Q. Dear Zenagos, I run a landscaping business and it’s been tough to keep employees lately. I’ve had to give them a couple of raises just in 2022 alone. I’m not sure how much I can really pass along to my customer base. I pride myself on being an economical choice in the neighborhoods I serve. Is inflation here to stay? What should I do?
–Phillip

Raising prices is always nerve-wracking. Your customers have choices, and you don’t want them to go to a competitor because you raised your prices. However, unless you have a bright idea for how to reduce your costs, you have little choice but to raise your prices.

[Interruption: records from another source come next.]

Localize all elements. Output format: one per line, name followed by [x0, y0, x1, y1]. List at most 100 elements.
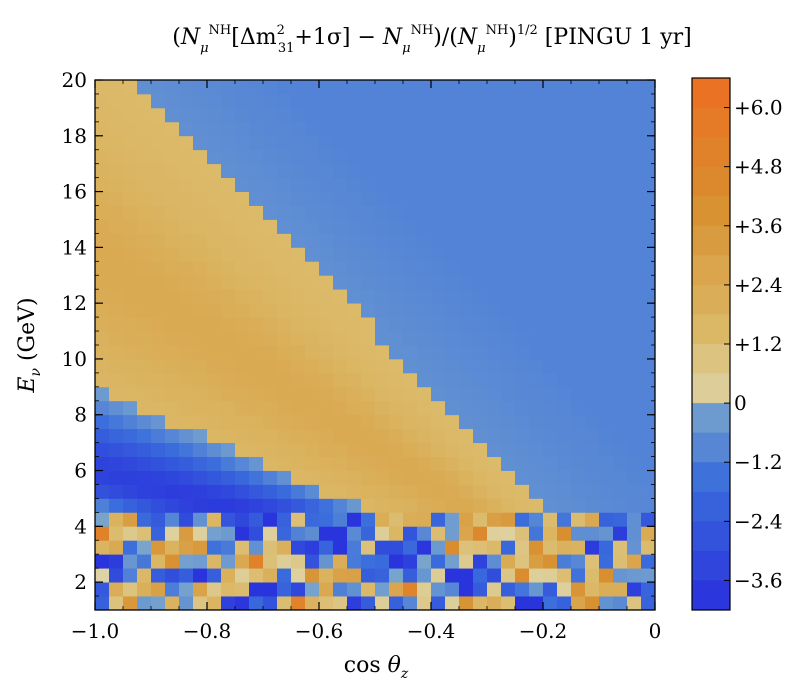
heatmap-cell [375, 149, 390, 165]
heatmap-cells [95, 80, 656, 611]
heatmap-cell [459, 498, 474, 513]
heatmap-cell [389, 93, 404, 109]
heatmap-cell [613, 331, 628, 346]
heatmap-cell [179, 540, 194, 555]
heatmap-cell [263, 149, 278, 165]
heatmap-cell [403, 554, 418, 569]
heatmap-cell [95, 289, 110, 304]
heatmap-cell [529, 582, 544, 597]
heatmap-cell [557, 582, 572, 597]
heatmap-cell [333, 442, 348, 457]
heatmap-cell [543, 596, 558, 611]
heatmap-cell [641, 275, 656, 290]
heatmap-cell [571, 345, 586, 360]
heatmap-cell [95, 261, 110, 276]
heatmap-cell [347, 372, 362, 388]
heatmap-cell [95, 498, 110, 513]
heatmap-cell [501, 275, 516, 290]
heatmap-cell [445, 135, 460, 151]
colorbar-segment [692, 580, 730, 611]
heatmap-cell [333, 275, 348, 290]
heatmap-cell [403, 428, 418, 444]
heatmap-cell [571, 247, 586, 262]
heatmap-cell [263, 414, 278, 430]
heatmap-cell [109, 428, 124, 444]
heatmap-cell [417, 470, 432, 485]
heatmap-cell [319, 331, 334, 346]
heatmap-cell [291, 107, 306, 123]
heatmap-cell [613, 526, 628, 541]
heatmap-cell [361, 358, 376, 374]
heatmap-cell [543, 372, 558, 388]
heatmap-cell [627, 400, 642, 416]
heatmap-cell [165, 205, 180, 220]
heatmap-cell [193, 219, 208, 234]
heatmap-cell [95, 358, 110, 374]
heatmap-cell [459, 596, 474, 611]
heatmap-cell [571, 275, 586, 290]
heatmap-cell [557, 233, 572, 248]
heatmap-cell [417, 358, 432, 374]
heatmap-cell [151, 540, 166, 555]
heatmap-cell [459, 331, 474, 346]
heatmap-cell [431, 331, 446, 346]
heatmap-cell [641, 358, 656, 374]
heatmap-cell [515, 261, 530, 276]
heatmap-cell [431, 93, 446, 109]
heatmap-cell [375, 177, 390, 192]
heatmap-cell [445, 107, 460, 123]
heatmap-cell [319, 261, 334, 276]
heatmap-cell [179, 191, 194, 206]
heatmap-cell [193, 358, 208, 374]
heatmap-cell [445, 512, 460, 527]
heatmap-cell [151, 582, 166, 597]
heatmap-cell [361, 470, 376, 485]
colorbar-segment [692, 78, 730, 109]
heatmap-cell [403, 163, 418, 179]
heatmap-cell [627, 205, 642, 220]
heatmap-cell [571, 149, 586, 165]
heatmap-cell [347, 456, 362, 471]
heatmap-cell [249, 289, 264, 304]
heatmap-cell [193, 512, 208, 527]
heatmap-cell [529, 93, 544, 109]
heatmap-cell [137, 177, 152, 192]
heatmap-cell [235, 275, 250, 290]
heatmap-cell [207, 414, 222, 430]
heatmap-cell [333, 80, 348, 95]
heatmap-cell [613, 582, 628, 597]
heatmap-cell [501, 135, 516, 151]
heatmap-cell [165, 442, 180, 457]
heatmap-cell [109, 93, 124, 109]
heatmap-cell [221, 498, 236, 513]
heatmap-cell [305, 428, 320, 444]
heatmap-cell [207, 540, 222, 555]
heatmap-cell [333, 261, 348, 276]
heatmap-cell [277, 554, 292, 569]
heatmap-cell [445, 261, 460, 276]
heatmap-cell [347, 219, 362, 234]
heatmap-cell [193, 135, 208, 151]
heatmap-cell [333, 512, 348, 527]
heatmap-cell [179, 526, 194, 541]
heatmap-cell [277, 582, 292, 597]
heatmap-cell [179, 512, 194, 527]
heatmap-cell [291, 414, 306, 430]
heatmap-cell [291, 400, 306, 416]
heatmap-cell [263, 372, 278, 388]
heatmap-cell [95, 177, 110, 192]
heatmap-cell [221, 233, 236, 248]
heatmap-cell [389, 107, 404, 123]
heatmap-cell [291, 345, 306, 360]
heatmap-cell [375, 219, 390, 234]
heatmap-cell [291, 596, 306, 611]
heatmap-cell [431, 414, 446, 430]
heatmap-cell [291, 582, 306, 597]
heatmap-cell [221, 554, 236, 569]
heatmap-cell [403, 135, 418, 151]
heatmap-cell [375, 442, 390, 457]
heatmap-cell [515, 149, 530, 165]
heatmap-cell [515, 582, 530, 597]
y-tick-label: 18 [62, 124, 87, 148]
heatmap-cell [361, 456, 376, 471]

As a nation, we in the US are out of practice dealing with inflation. Since the Great Recession of 2007-2008, we have only seen inflation over 3% in one year (BLS, 2022). We did not always have low inflation. In the three-year period from 1978-1981, average inflation was higher than 10% each year, but that was a long time ago. The low interest rates and low inflation of the past 15 years have taught US consumers to expect stable prices. Over the past several years, the typical US small business owner has not raised prices much and has not had to provide employee raises above 3%. However, in 2022, inflation has hovered just above 6% all year (a dramatic change), and a tight labor market has enabled employees to command large raises. If you are feeling squeezed, you are not alone.

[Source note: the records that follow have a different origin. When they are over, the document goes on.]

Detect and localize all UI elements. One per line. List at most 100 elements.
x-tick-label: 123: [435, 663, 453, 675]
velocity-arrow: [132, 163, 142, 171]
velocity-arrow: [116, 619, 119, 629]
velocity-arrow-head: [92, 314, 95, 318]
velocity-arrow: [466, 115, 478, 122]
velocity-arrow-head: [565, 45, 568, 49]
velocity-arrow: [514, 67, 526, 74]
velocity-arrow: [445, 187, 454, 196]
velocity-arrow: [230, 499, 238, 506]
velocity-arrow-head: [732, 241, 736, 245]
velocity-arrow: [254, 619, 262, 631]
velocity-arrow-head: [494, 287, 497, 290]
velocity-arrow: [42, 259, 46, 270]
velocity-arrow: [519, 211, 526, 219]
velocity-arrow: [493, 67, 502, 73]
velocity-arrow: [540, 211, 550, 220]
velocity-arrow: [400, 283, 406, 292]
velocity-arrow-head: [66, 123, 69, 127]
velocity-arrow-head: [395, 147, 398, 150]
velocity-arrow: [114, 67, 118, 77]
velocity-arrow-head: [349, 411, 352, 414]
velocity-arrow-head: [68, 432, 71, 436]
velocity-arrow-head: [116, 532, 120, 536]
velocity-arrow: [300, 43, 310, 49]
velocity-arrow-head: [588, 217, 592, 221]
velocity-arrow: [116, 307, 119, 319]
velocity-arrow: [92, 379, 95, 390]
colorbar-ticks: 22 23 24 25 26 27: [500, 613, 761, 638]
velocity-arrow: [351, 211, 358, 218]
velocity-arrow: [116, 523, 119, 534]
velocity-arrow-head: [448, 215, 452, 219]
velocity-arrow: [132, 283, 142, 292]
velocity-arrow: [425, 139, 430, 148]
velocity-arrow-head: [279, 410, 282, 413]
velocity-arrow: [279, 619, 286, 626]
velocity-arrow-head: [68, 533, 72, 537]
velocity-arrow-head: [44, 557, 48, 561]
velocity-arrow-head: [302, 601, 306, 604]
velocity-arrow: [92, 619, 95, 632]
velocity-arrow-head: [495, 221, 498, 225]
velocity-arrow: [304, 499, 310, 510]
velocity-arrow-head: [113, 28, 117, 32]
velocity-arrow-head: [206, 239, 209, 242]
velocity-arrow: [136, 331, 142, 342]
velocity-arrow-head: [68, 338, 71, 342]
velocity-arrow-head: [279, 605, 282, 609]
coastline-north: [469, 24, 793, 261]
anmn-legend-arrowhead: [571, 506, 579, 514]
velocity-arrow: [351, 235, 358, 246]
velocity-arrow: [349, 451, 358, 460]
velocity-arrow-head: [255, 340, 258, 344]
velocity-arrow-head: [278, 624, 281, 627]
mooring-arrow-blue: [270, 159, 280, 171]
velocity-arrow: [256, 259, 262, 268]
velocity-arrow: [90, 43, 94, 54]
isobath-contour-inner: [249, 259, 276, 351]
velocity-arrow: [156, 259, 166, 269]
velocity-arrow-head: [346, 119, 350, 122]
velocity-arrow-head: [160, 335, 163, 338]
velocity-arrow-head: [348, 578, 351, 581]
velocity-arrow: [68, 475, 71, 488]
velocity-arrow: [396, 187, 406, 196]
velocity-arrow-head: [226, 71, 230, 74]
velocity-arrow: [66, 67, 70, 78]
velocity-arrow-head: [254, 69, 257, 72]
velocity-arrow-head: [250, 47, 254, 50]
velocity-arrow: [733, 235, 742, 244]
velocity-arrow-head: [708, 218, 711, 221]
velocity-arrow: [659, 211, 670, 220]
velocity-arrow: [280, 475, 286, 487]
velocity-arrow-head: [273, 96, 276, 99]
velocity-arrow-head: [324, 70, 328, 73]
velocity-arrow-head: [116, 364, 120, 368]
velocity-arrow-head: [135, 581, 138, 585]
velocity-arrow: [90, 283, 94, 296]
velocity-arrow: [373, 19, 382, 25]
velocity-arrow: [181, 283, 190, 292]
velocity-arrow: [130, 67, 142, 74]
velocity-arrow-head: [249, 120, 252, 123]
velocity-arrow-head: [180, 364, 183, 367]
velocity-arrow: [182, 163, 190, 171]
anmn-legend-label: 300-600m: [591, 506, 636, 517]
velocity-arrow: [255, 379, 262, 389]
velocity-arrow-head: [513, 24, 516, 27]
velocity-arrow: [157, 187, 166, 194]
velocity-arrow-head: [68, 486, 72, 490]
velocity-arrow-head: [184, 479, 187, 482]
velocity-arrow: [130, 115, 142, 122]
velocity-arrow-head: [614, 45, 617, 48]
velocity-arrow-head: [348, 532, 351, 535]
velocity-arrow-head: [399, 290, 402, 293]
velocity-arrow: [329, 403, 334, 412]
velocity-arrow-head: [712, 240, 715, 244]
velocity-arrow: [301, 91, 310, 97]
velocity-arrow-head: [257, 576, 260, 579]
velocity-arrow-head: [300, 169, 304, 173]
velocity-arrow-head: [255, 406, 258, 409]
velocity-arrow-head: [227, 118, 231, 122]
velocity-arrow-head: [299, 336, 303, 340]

How companies respond to the pressure of inflation varies:

Raise Prices
Most companies simply raise their prices to cover their increased costs. Customers understand the environment. While they do not want to pay more, they may not have a choice. So, raising prices is the most common response to inflation.

Cut Costs
A company that can figure out a way to cut costs during a period of inflation may be able to win new customers, taking market share from competitors who have less flexibility. This belt-tightening approach is challenging, but if you are able to do it without reducing the quality of your offering, you may win in the long term, since the customers are likely to stay with you after inflation eases.

Shrink the Offering
Some consumer companies practice “shrinkflation,” keeping prices stable during a period of inflation by shrinking their offering a small amount, such that it doesn’t make a big difference to consumers. For example, a potato chip manufacturer might typically sell 8-ounce bags at the grocery store. In a time of inflation, that manufacturer might keep the same bag size, but put 6 or 7 ounces of potato chips in the bag for the same price. This may not matter a lot to customers; in fact, they may actually appreciate that the price remains stable. However, if customers do experience the change as a loss of value, this strategy could damage your company’s brand.

Buy in Bulk
One way to cut costs without damaging your brand is to get discounts by buying materials in bulk from your suppliers. You assume some risk this way, and you may incur some storage costs, so you need to look at the entire scope of your costs. However, if you have confidence that you will use the materials within their useful life, this tactic may enable your to keep your costs down without sacrificing quality .

Inflation is difficult for everyone, but at least you know that other companies are dealing with the same challenges. If you do need to raise prices, your customers will understand the circumstances. Treat your customers with respect, being as transparent and honest as possible, and you will get through this difficult time together.